On the other hand capital exports from developed capitalist countries to colonies and semi-colonies became important. Leading capitalist countries began to construct the necessary substructure (like railways) for reducing transportation costs for the manufactured goods they produced and the raw materials they imported from others, also in a drive to develop the world commerce as much as possible. Those years were not the imperialist period itself, in which dominance of finance capital put its remark on the world, but rather a period of preparation and fermentation for it. Lenin did not agree with those assessments presenting 1870s as the beginning of imperialism: “For Europe, the time when the new capitalism definitely superseded the old can be established with fair precision; it was the beginning of the twentieth century.”[1]
Between 1870 and 1900 when developed capitalist countries expanded their colonies, formations like monopolist associations and cartels were not widespread despite having showed an important progress. Lenin tried to expose the transformation of capitalism to imperialism with its main turning points:
Thus, the principal stages in the history of monopolies are the following: (1) 1860-70, the highest stage, the apex of development of free competition; monopoly is in the barely discernible, embryonic stage. (2) After the crisis of 1873, a lengthy period of development of cartels; but they are still the exception. They are not yet durable. They are still a transitory phenomenon. (3) The boom at the end of the nineteenth century and the crisis of 1900-03. Cartels become one of the foundations of the whole of economic life. Capitalism has been transformed into imperialism.[2]
After examining the formation process of the finance capital through the fusion of banking capital with industrial capital, Lenin concluded: “Thus, the twentieth century marks the turning-point from the old capitalism to the new, from the domination of capital in general to the domination of finance capital.”[3]
However, first years of 20th century were pregnant with storms which would not allow one to concentrate on the economic analysis of this new capitalism which would continuously rise throughout this century. For instance, debates on the attitude of communists against the First World War indispensably became a matter of primary importance. In debates of the revolutionary Marxists the question of colonies gained importance which was put on the agenda by the war of re-division of the world. Because of the concrete conditions of that period, the foresights regarding the end of the war put emphasis on matters like a shift in the possession of existing colonies and complete colonization of the semi-colonies. Between 1876 and 1900, while Germany, Italy and France were gaining new colonies in order to compete against colonialist England in the same line, world became divided up territorially. The result of the competition on this basis could only be re-division of already divided lands, so to say, to covet each others’ colonies and to colonize those countries that had drifted to the position of semi-colonies. This reflects one aspect of the reality of that period, though a striking one.

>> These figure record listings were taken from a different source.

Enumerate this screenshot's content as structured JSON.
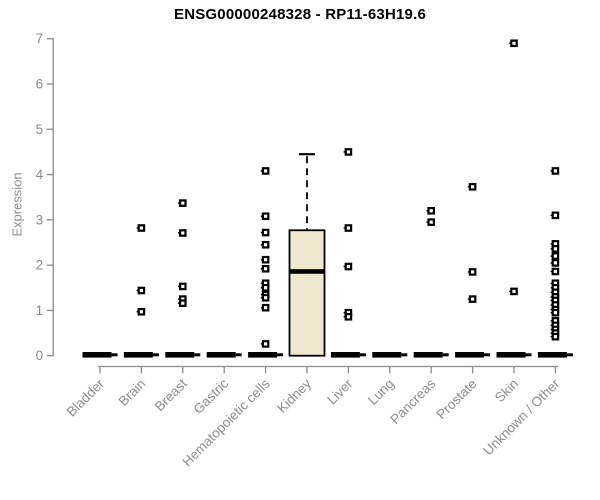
{
  "title": "ENSG00000248328 - RP11-63H19.6",
  "colors": {
    "title": "#000000",
    "axis": "#8c8c8c",
    "tick_label": "#8c8c8c",
    "box_fill": "#ede8ce",
    "box_stroke": "#000000",
    "point": "#000000",
    "background": "#ffffff"
  },
  "chart_data": {
    "type": "boxplot",
    "title": "ENSG00000248328 - RP11-63H19.6",
    "xlabel": "",
    "ylabel": "Expression",
    "ylim": [
      0,
      7
    ],
    "yticks": [
      0,
      1,
      2,
      3,
      4,
      5,
      6,
      7
    ],
    "grid": false,
    "categories": [
      "Bladder",
      "Brain",
      "Breast",
      "Gastric",
      "Hematopoietic cells",
      "Kidney",
      "Liver",
      "Lung",
      "Pancreas",
      "Prostate",
      "Skin",
      "Unknown / Other"
    ],
    "series": [
      {
        "category": "Bladder",
        "collapsed_at_zero": true,
        "box": null,
        "outliers": []
      },
      {
        "category": "Brain",
        "collapsed_at_zero": true,
        "box": null,
        "outliers": [
          2.82,
          1.44,
          0.97
        ]
      },
      {
        "category": "Breast",
        "collapsed_at_zero": true,
        "box": null,
        "outliers": [
          3.37,
          2.71,
          1.53,
          1.25,
          1.16
        ]
      },
      {
        "category": "Gastric",
        "collapsed_at_zero": true,
        "box": null,
        "outliers": []
      },
      {
        "category": "Hematopoietic cells",
        "collapsed_at_zero": true,
        "box": null,
        "outliers": [
          4.08,
          3.08,
          2.72,
          2.45,
          2.12,
          1.92,
          1.6,
          1.5,
          1.35,
          1.28,
          1.06,
          0.26
        ]
      },
      {
        "category": "Kidney",
        "collapsed_at_zero": false,
        "box": {
          "whisker_low": 0,
          "q1": 0,
          "median": 1.86,
          "q3": 2.77,
          "whisker_high": 4.45
        },
        "outliers": []
      },
      {
        "category": "Liver",
        "collapsed_at_zero": true,
        "box": null,
        "outliers": [
          4.5,
          2.82,
          1.97,
          0.95,
          0.86
        ]
      },
      {
        "category": "Lung",
        "collapsed_at_zero": true,
        "box": null,
        "outliers": []
      },
      {
        "category": "Pancreas",
        "collapsed_at_zero": true,
        "box": null,
        "outliers": [
          3.2,
          2.95
        ]
      },
      {
        "category": "Prostate",
        "collapsed_at_zero": true,
        "box": null,
        "outliers": [
          3.73,
          1.85,
          1.25
        ]
      },
      {
        "category": "Skin",
        "collapsed_at_zero": true,
        "box": null,
        "outliers": [
          6.9,
          1.42
        ]
      },
      {
        "category": "Unknown / Other",
        "collapsed_at_zero": true,
        "box": null,
        "outliers": [
          4.08,
          3.1,
          2.47,
          2.36,
          2.2,
          2.05,
          1.86,
          1.6,
          1.5,
          1.4,
          1.3,
          1.22,
          1.12,
          1.02,
          0.95,
          0.77,
          0.67,
          0.58,
          0.5,
          0.42
        ]
      }
    ]
  }
}
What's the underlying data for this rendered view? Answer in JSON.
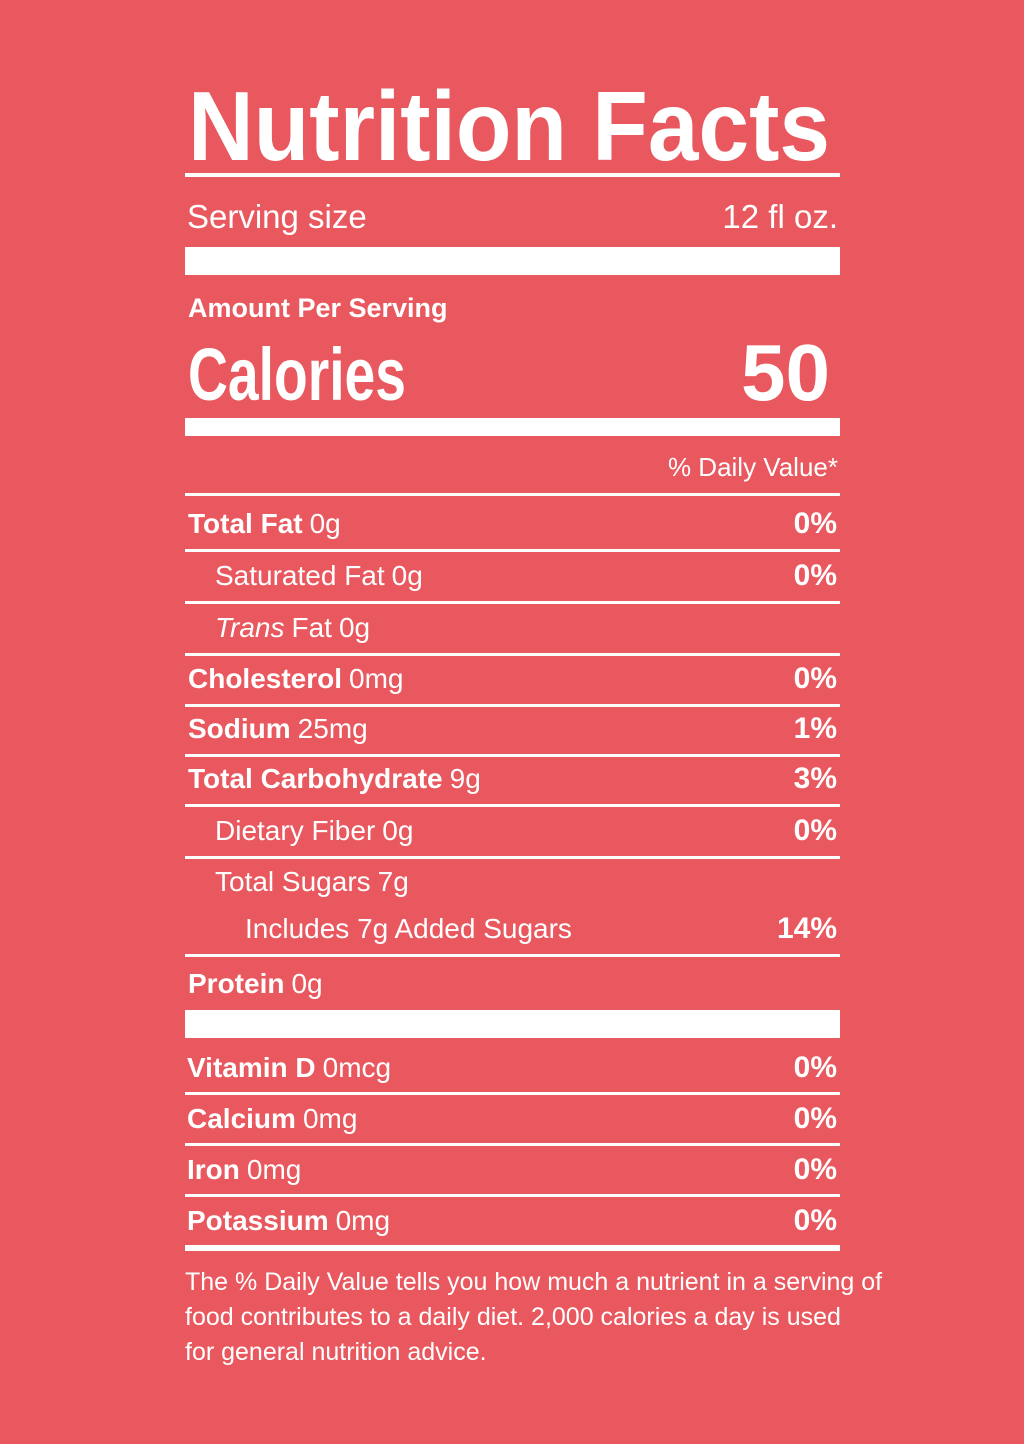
{
  "title": "Nutrition Facts",
  "serving": {
    "label": "Serving size",
    "value": "12 fl oz."
  },
  "amount_per_serving": "Amount Per Serving",
  "calories": {
    "label": "Calories",
    "value": "50"
  },
  "daily_value_header": "% Daily Value*",
  "nutrients": [
    {
      "name": "Total Fat",
      "amount": "0g",
      "dv": "0%",
      "bold": true,
      "indent": 0
    },
    {
      "name": "Saturated Fat",
      "amount": "0g",
      "dv": "0%",
      "bold": false,
      "indent": 1
    },
    {
      "prefix": "Trans",
      "name": "Fat",
      "amount": "0g",
      "bold": false,
      "indent": 1
    },
    {
      "name": "Cholesterol",
      "amount": "0mg",
      "dv": "0%",
      "bold": true,
      "indent": 0
    },
    {
      "name": "Sodium",
      "amount": "25mg",
      "dv": "1%",
      "bold": true,
      "indent": 0
    },
    {
      "name": "Total Carbohydrate",
      "amount": "9g",
      "dv": "3%",
      "bold": true,
      "indent": 0
    },
    {
      "name": "Dietary Fiber",
      "amount": "0g",
      "dv": "0%",
      "bold": false,
      "indent": 1
    },
    {
      "name": "Total Sugars",
      "amount": "7g",
      "bold": false,
      "indent": 1
    },
    {
      "name": "Includes 7g Added Sugars",
      "dv": "14%",
      "bold": false,
      "indent": 2
    },
    {
      "name": "Protein",
      "amount": "0g",
      "bold": true,
      "indent": 0
    }
  ],
  "vitamins": [
    {
      "name": "Vitamin D",
      "amount": "0mcg",
      "dv": "0%"
    },
    {
      "name": "Calcium",
      "amount": "0mg",
      "dv": "0%"
    },
    {
      "name": "Iron",
      "amount": "0mg",
      "dv": "0%"
    },
    {
      "name": "Potassium",
      "amount": "0mg",
      "dv": "0%"
    }
  ],
  "footnote": [
    "The % Daily Value tells you how much a nutrient in a serving of",
    "food contributes to a daily diet. 2,000 calories a day is used",
    "for general nutrition advice."
  ]
}
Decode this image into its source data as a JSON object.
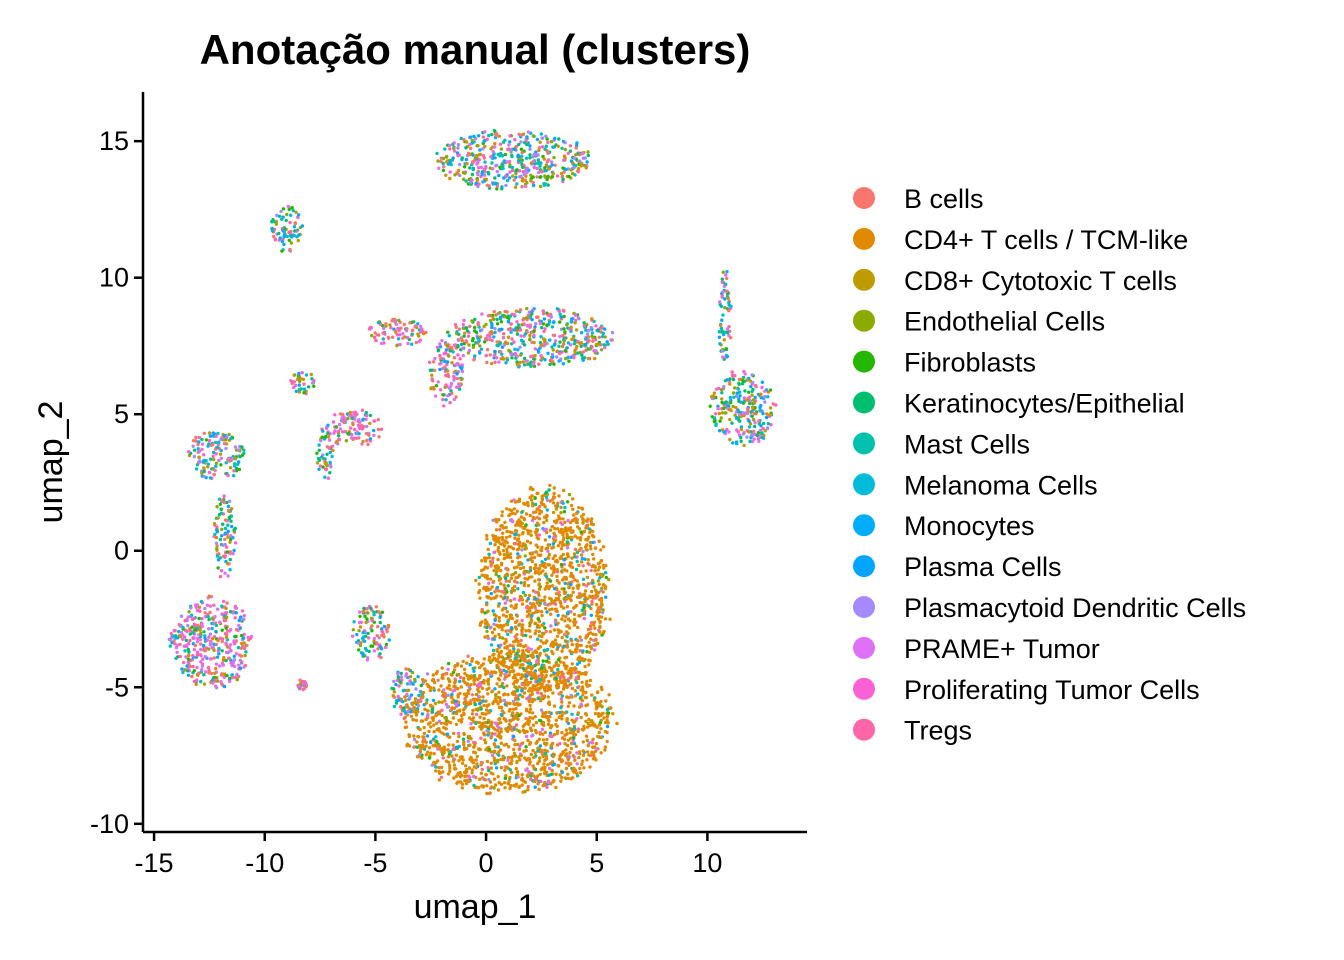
{
  "chart_data": {
    "type": "scatter",
    "title": "Anotação manual (clusters)",
    "xlabel": "umap_1",
    "ylabel": "umap_2",
    "xlim": [
      -15.5,
      14.5
    ],
    "ylim": [
      -10.3,
      16.8
    ],
    "x_ticks": [
      -15,
      -10,
      -5,
      0,
      5,
      10
    ],
    "x_tick_labels": [
      "-15",
      "-10",
      "-5",
      "0",
      "5",
      "10"
    ],
    "y_ticks": [
      -10,
      -5,
      0,
      5,
      10,
      15
    ],
    "y_tick_labels": [
      "-10",
      "-5",
      "0",
      "5",
      "10",
      "15"
    ],
    "grid": false,
    "legend_position": "right",
    "series": [
      {
        "name": "B cells",
        "color": "#F8766D"
      },
      {
        "name": "CD4+ T cells / TCM-like",
        "color": "#E18A00"
      },
      {
        "name": "CD8+ Cytotoxic T cells",
        "color": "#BE9C00"
      },
      {
        "name": "Endothelial Cells",
        "color": "#8CAB00"
      },
      {
        "name": "Fibroblasts",
        "color": "#24B700"
      },
      {
        "name": "Keratinocytes/Epithelial",
        "color": "#00BE70"
      },
      {
        "name": "Mast Cells",
        "color": "#00C1AB"
      },
      {
        "name": "Melanoma Cells",
        "color": "#00BBDA"
      },
      {
        "name": "Monocytes",
        "color": "#00ACFC"
      },
      {
        "name": "Plasma Cells",
        "color": "#00A5FF"
      },
      {
        "name": "Plasmacytoid Dendritic Cells",
        "color": "#A58AFF"
      },
      {
        "name": "PRAME+ Tumor",
        "color": "#DF70F8"
      },
      {
        "name": "Proliferating Tumor Cells",
        "color": "#FB61D7"
      },
      {
        "name": "Tregs",
        "color": "#FF66A8"
      }
    ],
    "clusters": [
      {
        "cx": 1.2,
        "cy": 14.3,
        "rx": 3.5,
        "ry": 1.1,
        "mix": "mixed"
      },
      {
        "cx": -9.0,
        "cy": 11.8,
        "rx": 0.7,
        "ry": 0.9,
        "mix": "mixed"
      },
      {
        "cx": 2.0,
        "cy": 7.8,
        "rx": 3.8,
        "ry": 1.1,
        "mix": "mixed"
      },
      {
        "cx": -4.0,
        "cy": 8.0,
        "rx": 1.4,
        "ry": 0.5,
        "mix": "pink"
      },
      {
        "cx": -1.8,
        "cy": 6.5,
        "rx": 0.8,
        "ry": 1.2,
        "mix": "pink"
      },
      {
        "cx": -8.3,
        "cy": 6.1,
        "rx": 0.6,
        "ry": 0.5,
        "mix": "mixed"
      },
      {
        "cx": -6.0,
        "cy": 4.5,
        "rx": 1.3,
        "ry": 0.7,
        "mix": "pink"
      },
      {
        "cx": -7.3,
        "cy": 3.5,
        "rx": 0.4,
        "ry": 1.0,
        "mix": "mixed"
      },
      {
        "cx": -12.2,
        "cy": 3.5,
        "rx": 1.3,
        "ry": 0.9,
        "mix": "mixed"
      },
      {
        "cx": -11.8,
        "cy": 0.5,
        "rx": 0.5,
        "ry": 1.6,
        "mix": "mixed"
      },
      {
        "cx": -12.4,
        "cy": -3.4,
        "rx": 1.9,
        "ry": 1.7,
        "mix": "pink"
      },
      {
        "cx": -8.3,
        "cy": -4.9,
        "rx": 0.2,
        "ry": 0.2,
        "mix": "pink"
      },
      {
        "cx": -5.2,
        "cy": -3.0,
        "rx": 0.9,
        "ry": 1.0,
        "mix": "mixed"
      },
      {
        "cx": -3.6,
        "cy": -5.2,
        "rx": 0.8,
        "ry": 0.9,
        "mix": "mixed"
      },
      {
        "cx": 2.6,
        "cy": -1.5,
        "rx": 3.0,
        "ry": 3.8,
        "mix": "orange"
      },
      {
        "cx": 1.0,
        "cy": -6.3,
        "rx": 4.8,
        "ry": 2.6,
        "mix": "orange"
      },
      {
        "cx": 11.6,
        "cy": 5.2,
        "rx": 1.5,
        "ry": 1.4,
        "mix": "mixed"
      },
      {
        "cx": 10.8,
        "cy": 8.5,
        "rx": 0.3,
        "ry": 1.8,
        "mix": "mixed"
      }
    ]
  }
}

These were indeed burning questions of that period and also subjects of the theoretical struggle Lenin carried out against the social-chauvinist trend in the Second International. Kautsky’s “ultra-imperialism” analysis included the lie that capitalism’s new stage might bring an end to wars and open a new epoch of a “peaceful capitalism”. Furthermore, these views were expressed by Kautsky, a man regarded as the Pope of Marxism once upon a time, just at a time when the First World War broke out, in the middle of bloody wars waged for re-dividing colonies.
Ideological struggle against those who spread dreams about “peaceful capitalism” in the middle of hot wars was crucial. Therefore, there is nothing incomprehensible in Lenin’s overemphasis on the question of “colonial conquests” which were the realities of that period. For similar reasons, answers to the burning political questions of the day and the analysis of main tendencies of the imperialist epoch are mingled in Lenin’s Imperialism. However, while stating fundamental characteristics of imperialist stage capitalism has risen with the beginning of 20th century, Lenin drew attention to the most important points. We can emphasize those as; 1) capitalist monopolist associations, 2) fusion of banking and industrial capital, 3) capital exports to foreign countries, 4) that the world has already been divided up, 5) beginning of the division of spheres of influence of the world among international economic trusts.